What Is Slow Food > Slow Food USA Blog > Grown & Cooked in Detroit
Posted on Wed, May 19, 2010 by Jerusha Klemperer
1 Comments | Categories: Biodiversity, Farms and Farming, Film/TV/Radio, Food Justice, School Food, Youth Food Movement,
Greetings from Detroit, where I’m attending the 5th Annual Farm to Cafeteria conference.
COOKING
On Monday, as a lead-up to the conference, I acted as one of the judges for the Healthy Schools Campaign Cooking Up Change contest, in which 3 high school finalist teams, and two college finalist teams competed to create the best (tastiest, most innovative, and in line with school purchasing and IOM nutrition standards) healthy school lunch. Any of you who have been following our Time for Lunch campaign and the battle in Congress right now for more money for school lunch know that making a healthy and delicious school lunch for only $1—what’s left after overhead & payroll—is incredibly hard. The kids were articulate and adorable and cooked up some tasty treats! The highlights for me were a chicken breast crusted with pesto and, yep, corn flakes; a cornbread casserole with beans, cheese, and tomatoes; and the winner, a meal that included a tepary bean quesadilla! You can read an interview with the kids here, and please note that their supremely delicious beans are a Slow Food Ark of Taste product.
GROWING
I kept hearing about this beautiful movie, “Grown in Detroit,” and the amazing and inspiring school that lies at the heart of the film. Tonight I got to see the movie, as part of a conference-run movie night complete with Applegate Farms hotdogs (delish), popcorn and root beer. I left the theatre with a DVD clutched in my grasp, to show to all of my friends and colleagues, and anyone else who wants to borrow it. Catherine Ferguson Academy, run by Asenath Andrews, the principal we all wish we had, is a public school in Detroit for pregnant teens and their babies. The school has a farm ( a “big garden with animals” says Andrews), one that teaches lessons in life cycles, business, biology and hard work; that provides revenue for the school and its students; and that brings fresh, delicious food into a community that finds these foods in short supply. Food is the palette here for myriad learning opportunities—including, as one girl mentioned at the talk-back after the showing, that by taking care of these farm animals she learned about taking care of her own daughter. I can’t say enough wonderful things about Ms. Andrews, the beautiful and thoughtful girls both in the movie and on the panel tonight, and about this movie, which you can see by going to this web site and paying what you can (how cool is that?), or by organizing a screening in your community.

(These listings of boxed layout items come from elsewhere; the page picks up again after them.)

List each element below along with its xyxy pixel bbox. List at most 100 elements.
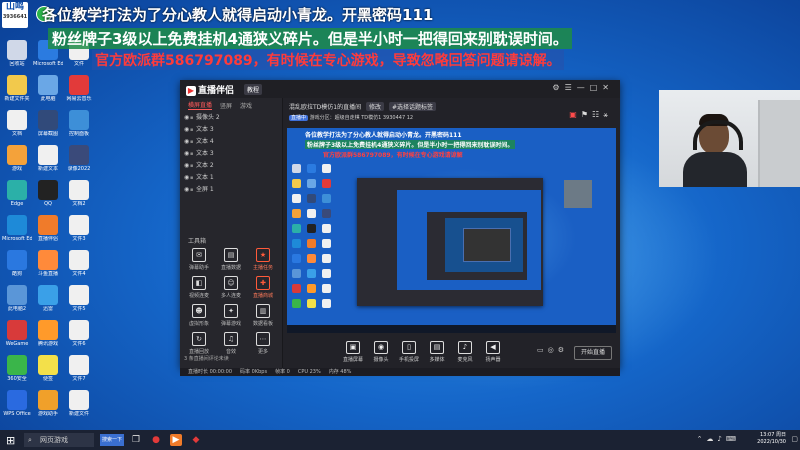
desktop-icon[interactable]: 文件4	[64, 250, 94, 277]
control-button[interactable]: ◉ 摄像头	[366, 341, 396, 363]
preview-desktop-icons	[289, 164, 351, 314]
desktop-icon[interactable]: 游戏	[2, 145, 32, 172]
desktop-icon[interactable]: 直播伴侣	[33, 215, 63, 242]
desktop-icon[interactable]: Microsoft Edge	[2, 215, 32, 242]
desktop-icon[interactable]: 控制面板	[64, 110, 94, 137]
desktop-icon[interactable]: 此电脑2	[2, 285, 32, 312]
source-row[interactable]: ◉ ▪ 文本 2	[180, 160, 282, 172]
desktop-icon[interactable]: 360安全	[2, 355, 32, 382]
lock-icon[interactable]: ▪	[190, 112, 193, 124]
desktop-icon[interactable]: 迅雷	[33, 285, 63, 312]
desktop-icon[interactable]: 游戏助手	[33, 390, 63, 417]
app-tag[interactable]: 教程	[244, 84, 263, 95]
netease-music-icon[interactable]: ●	[150, 434, 162, 446]
desktop-icon[interactable]: 酷狗	[2, 250, 32, 277]
desktop-icon[interactable]: 文件6	[64, 320, 94, 347]
lock-icon[interactable]: ▪	[190, 136, 193, 148]
tool-button[interactable]: ☺ 多人连麦	[216, 276, 246, 299]
desktop-icon[interactable]: 网易云音乐	[64, 75, 94, 102]
tool-button[interactable]: ↻ 直播回放	[184, 332, 214, 355]
desktop-icon[interactable]: 文档	[2, 110, 32, 137]
start-live-button[interactable]: 开始直播	[574, 346, 612, 360]
eye-icon[interactable]: ◉	[184, 112, 189, 124]
lock-icon[interactable]: ▪	[190, 160, 193, 172]
desktop-icon[interactable]: WeGame	[2, 320, 32, 347]
task-view-icon[interactable]: ❐	[130, 434, 142, 446]
app-red-icon[interactable]: ◆	[190, 434, 202, 446]
desktop-icon-label: 文件	[73, 61, 84, 67]
desktop-icon[interactable]: 录像2022	[64, 145, 94, 172]
desktop-icon-label: 迅雷	[42, 306, 53, 312]
eye-icon[interactable]: ◉	[184, 148, 189, 160]
lock-icon[interactable]: ▪	[190, 184, 193, 196]
control-button[interactable]: ▤ 多媒体	[422, 341, 452, 363]
desktop-icon[interactable]: 新建文本	[33, 145, 63, 172]
desktop-icon[interactable]: 斗鱼直播	[33, 250, 63, 277]
scene-tab[interactable]: 横屏直播	[188, 100, 213, 110]
desktop-icon[interactable]: 便签	[33, 355, 63, 382]
tool-button[interactable]: ✚ 直播商城	[248, 276, 278, 299]
desktop-icon[interactable]: Edge	[2, 180, 32, 207]
control-button[interactable]: ◀ 扬声器	[478, 341, 508, 363]
status-item: CPU 23%	[297, 369, 321, 375]
tool-button[interactable]: ✉ 弹幕助手	[184, 248, 214, 271]
lock-icon[interactable]: ▪	[190, 172, 193, 184]
tool-label: 弹幕助手	[188, 265, 209, 271]
eye-icon[interactable]: ◉	[184, 136, 189, 148]
taskbar-search[interactable]: ⌕ 网页游戏	[24, 433, 94, 447]
desktop-icon[interactable]: 新建文件	[64, 390, 94, 417]
source-row[interactable]: ◉ ▪ 文本 3	[180, 148, 282, 160]
lock-icon[interactable]: ▪	[190, 124, 193, 136]
source-row[interactable]: ◉ ▪ 文本 1	[180, 172, 282, 184]
notification-icon[interactable]: ▢	[791, 435, 798, 443]
tool-button[interactable]: ☻ 虚拟形象	[184, 304, 214, 327]
taskbar-clock[interactable]: 13:07 周日 2022/10/30	[757, 432, 786, 446]
source-row[interactable]: ◉ ▪ 全屏 1	[180, 184, 282, 196]
eye-icon[interactable]: ◉	[184, 184, 189, 196]
desktop-icon[interactable]: 文件7	[64, 355, 94, 382]
control-button[interactable]: ▯ 手机投屏	[394, 341, 424, 363]
tool-button[interactable]: ⋯ 更多	[248, 332, 278, 355]
system-tray[interactable]: ⌃☁♪⌨	[697, 435, 740, 443]
tool-button[interactable]: ✦ 弹幕游戏	[216, 304, 246, 327]
scene-tab[interactable]: 游戏	[240, 101, 252, 110]
tool-button[interactable]: ▤ 直播数据	[216, 248, 246, 271]
eye-icon[interactable]: ◉	[184, 160, 189, 172]
source-row[interactable]: ◉ ▪ 摄像头 2	[180, 112, 282, 124]
desktop-icon[interactable]: 新建文件夹	[2, 75, 32, 102]
tool-button[interactable]: ▥ 数据看板	[248, 304, 278, 327]
top-right-icons[interactable]: ▣⚑☷⚹	[569, 110, 612, 120]
tool-button[interactable]: ♫ 音效	[216, 332, 246, 355]
gift-icon[interactable]: ▣	[569, 110, 581, 119]
comment-notice[interactable]: 3 条直播间评论未读	[184, 355, 278, 362]
windows-start-icon[interactable]: ⊞	[6, 434, 15, 447]
live-companion-taskbar-icon[interactable]: ▶	[170, 434, 182, 446]
side-control-icons[interactable]: ▭◎⚙	[537, 346, 568, 354]
window-controls[interactable]: ⚙☰—□✕	[552, 83, 614, 92]
streamer-body	[683, 152, 747, 187]
desktop-icon[interactable]: 文件5	[64, 285, 94, 312]
tool-button[interactable]: ★ 主播任务	[248, 248, 278, 271]
desktop-icon[interactable]: 文件3	[64, 215, 94, 242]
stream-preview[interactable]: 各位教学打法为了分心教人就得启动小青龙。开黑密码111 粉丝牌子3级以上免费挂机…	[287, 128, 616, 333]
eye-icon[interactable]: ◉	[184, 172, 189, 184]
lock-icon[interactable]: ▪	[190, 148, 193, 160]
source-row[interactable]: ◉ ▪ 文本 3	[180, 124, 282, 136]
control-button[interactable]: ▣ 直播屏幕	[338, 341, 368, 363]
desktop-icon[interactable]: 此电脑	[33, 75, 63, 102]
desktop-icon[interactable]: 回收站	[2, 40, 32, 67]
source-row[interactable]: ◉ ▪ 文本 4	[180, 136, 282, 148]
desktop-icon[interactable]: QQ	[33, 180, 63, 207]
edit-room-button[interactable]: 修改	[366, 102, 385, 111]
scene-tab[interactable]: 竖屏	[220, 101, 232, 110]
preview-desktop-icon	[322, 239, 331, 248]
eye-icon[interactable]: ◉	[184, 124, 189, 136]
topic-tag-button[interactable]: #选择话题标签	[388, 102, 436, 111]
taskbar-active-app[interactable]: 搜索一下	[100, 434, 124, 446]
control-button[interactable]: ♪ 麦克风	[450, 341, 480, 363]
desktop-icon[interactable]: 腾讯游戏	[33, 320, 63, 347]
desktop-icon[interactable]: 文档2	[64, 180, 94, 207]
desktop-icon[interactable]: WPS Office	[2, 390, 32, 417]
tool-button[interactable]: ◧ 视频连麦	[184, 276, 214, 299]
desktop-icon[interactable]: 屏幕截图	[33, 110, 63, 137]
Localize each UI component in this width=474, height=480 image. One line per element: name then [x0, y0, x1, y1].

From Stephanie S on Sat, May 22, 2010
The Catherine Ferguson Academy is educating not only this generation of young girls, but the next generation of the children as well, for surely as these girls embody their experiential knowledge, they cannot help but to teach their own children in the years to come. Education, and education through “experience,” seems to be the consummate solution to so much of what ails our society, or any society for that matter. With one in three children in this country either overweight or obese, where food and nutrition are concerned, education and education through experience can’t begin too soon. If not a farm, or a “big garden with animals,” in every public school, surely a “decent-sized” garden would seem achievable.